Investigating Signal Change in Malignant and Non-malignant Pleural Effusions and asCitic Fluid Using fTiR Analysis (SPECTRA)

Lung cancer accounts for 13% of all new cancer cases in the UK and is the third most common cancer. However, lung cancer has the highest mortality rate, thought partly related to late diagnosis. Pleural effusions develop in up to 40% of patients with lung cancer, and can be the first presenting sign. Current methods of analysing pleural fluid are based on using Light's criteria to distinguish between exudates and transudates depending on the protein and LDH component of the fluid. However, this system does not discriminate between causes of exudative effusions for example malignant effusions vs infective causes. Pleural fluid cytology can identify malignant effusions but gives an average yield of 60% through a labour intensive and time consuming process. If pleural fluid cytology is non-diagnostic, patients require further invasive investigations such as local anaesthetic thoracoscopy, lymph node biopsies or image-guided biopsies to gain a tissue diagnosis. Therefore, determining an alternative, accurate method of diagnosing cancer at the earliest opportunity would reduce the need for further invasive investigations and would provide patients with increased treatment options, thereby increasing survival rates. There are differences in the biochemical composition of malignant and non-malignant effusions thereby offering an opportunity to develop alternative techniques of investigating the cause of these effusions.

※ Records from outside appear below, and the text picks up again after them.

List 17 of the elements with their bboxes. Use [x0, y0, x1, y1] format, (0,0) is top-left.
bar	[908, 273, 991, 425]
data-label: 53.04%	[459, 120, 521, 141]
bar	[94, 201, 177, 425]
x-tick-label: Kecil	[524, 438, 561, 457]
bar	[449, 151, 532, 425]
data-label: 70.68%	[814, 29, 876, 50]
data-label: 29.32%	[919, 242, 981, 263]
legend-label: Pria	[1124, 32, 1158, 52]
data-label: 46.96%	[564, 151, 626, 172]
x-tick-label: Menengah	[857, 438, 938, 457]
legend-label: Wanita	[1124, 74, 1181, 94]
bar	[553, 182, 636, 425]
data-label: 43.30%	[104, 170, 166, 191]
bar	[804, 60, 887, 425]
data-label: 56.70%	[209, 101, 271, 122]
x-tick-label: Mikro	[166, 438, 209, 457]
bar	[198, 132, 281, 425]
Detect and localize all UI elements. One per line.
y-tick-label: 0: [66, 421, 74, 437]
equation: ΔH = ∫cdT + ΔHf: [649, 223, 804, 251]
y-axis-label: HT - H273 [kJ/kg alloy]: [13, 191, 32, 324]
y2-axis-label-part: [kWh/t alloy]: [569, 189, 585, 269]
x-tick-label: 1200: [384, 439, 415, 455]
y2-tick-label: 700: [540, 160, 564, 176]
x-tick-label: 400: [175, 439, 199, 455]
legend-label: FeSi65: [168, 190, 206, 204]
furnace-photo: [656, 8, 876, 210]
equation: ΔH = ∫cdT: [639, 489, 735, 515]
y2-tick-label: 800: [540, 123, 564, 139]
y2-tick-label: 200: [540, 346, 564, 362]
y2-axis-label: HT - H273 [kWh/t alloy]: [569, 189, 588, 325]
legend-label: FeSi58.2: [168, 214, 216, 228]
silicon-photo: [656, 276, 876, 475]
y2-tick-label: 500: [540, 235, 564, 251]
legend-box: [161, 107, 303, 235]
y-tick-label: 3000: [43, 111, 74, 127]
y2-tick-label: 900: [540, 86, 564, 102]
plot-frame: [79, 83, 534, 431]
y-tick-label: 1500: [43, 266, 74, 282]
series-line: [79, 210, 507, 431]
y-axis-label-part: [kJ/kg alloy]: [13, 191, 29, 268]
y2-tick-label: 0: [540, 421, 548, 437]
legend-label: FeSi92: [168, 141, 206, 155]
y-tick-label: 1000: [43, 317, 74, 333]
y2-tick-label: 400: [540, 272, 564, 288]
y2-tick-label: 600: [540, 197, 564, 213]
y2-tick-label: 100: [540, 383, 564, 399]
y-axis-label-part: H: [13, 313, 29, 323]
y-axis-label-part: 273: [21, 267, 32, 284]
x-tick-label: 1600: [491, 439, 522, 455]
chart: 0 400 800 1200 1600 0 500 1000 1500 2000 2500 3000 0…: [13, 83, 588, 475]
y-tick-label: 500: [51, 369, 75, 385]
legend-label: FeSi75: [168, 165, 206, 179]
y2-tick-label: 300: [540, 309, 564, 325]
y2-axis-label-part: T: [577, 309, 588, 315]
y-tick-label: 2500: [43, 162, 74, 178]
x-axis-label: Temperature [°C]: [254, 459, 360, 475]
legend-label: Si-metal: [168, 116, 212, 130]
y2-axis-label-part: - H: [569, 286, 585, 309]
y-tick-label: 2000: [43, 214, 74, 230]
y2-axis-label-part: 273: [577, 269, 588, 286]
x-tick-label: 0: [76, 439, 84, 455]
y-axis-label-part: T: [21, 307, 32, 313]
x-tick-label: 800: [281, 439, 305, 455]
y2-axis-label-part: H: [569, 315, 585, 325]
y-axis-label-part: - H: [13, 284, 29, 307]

Ascites is a common symptom of patients with various underlying cancers; most commonly breast cancer, colon cancer, gastrointestinal cancer and ovarian cancer, and is often associated with significant morbidity. However, up to 50% of patients with malignant ascites present with ascites as the first feature. This symptom is not specific to any type of cancer; current investigations including using serum tumour markers have a low diagnostic specificity and there is a need for new techniques to improve our diagnostic ability.

Fourier transform mid-infrared spectroscopy (FTIR) is a reproducible and relatively simple investigation used to analyse the structural components of tissue or cells. As infrared light is passed through a sample, some light is absorbed and some transmitted through. The resulting signal at the detector presents as a spectrum, representing a 'molecular fingerprint' of the sample. Each chemical structure produces a unique spectral fingerprint making FTIR a useful tool for identifying components of tissue or cells.

Attenuated Total Reflection Linear Variable Filter (ATR-LVF) spectroscopy is a variant of IR spectroscopy in which samples can be examined directly with no preparation needed. ATR-LVF spectroscopy can be performed on benchtop spectrometers with minimal operator training and an immediate result can be obtained.

Both FTIR and ATR-LVF are non-invasive, reproducible, do not damage the sample and have the benefit of only requiring a small sample size to generate results all of which are desirable qualities in developing a new investigation.

FTIR has been used to successfully discriminate between malignant and non-malignant lung tissue6, and also to identify spectral differences in samples of pleural fluid from malignant and non-malignant participants. There is currently ongoing work investigating FTIR in diagnosing malignant pleural mesothelioma and initial results have shown significant spectral differences in this population too. There is very little information regarding the use of FTIR in assessing ascitic fluid. However, despite the technology, it is not available as a bedside point-of-care test for clinicians. The differences and discrimination of the model has not been tested prospectively to determine sensitivity and specificity of the FTIR test. A mobile point-of-care devices that may be able to provide rapid diagnostic results. This study aims to confirm that the spectral changes between malignant and non-malignant samples are present in a UK population in both pleural effusions and ascites.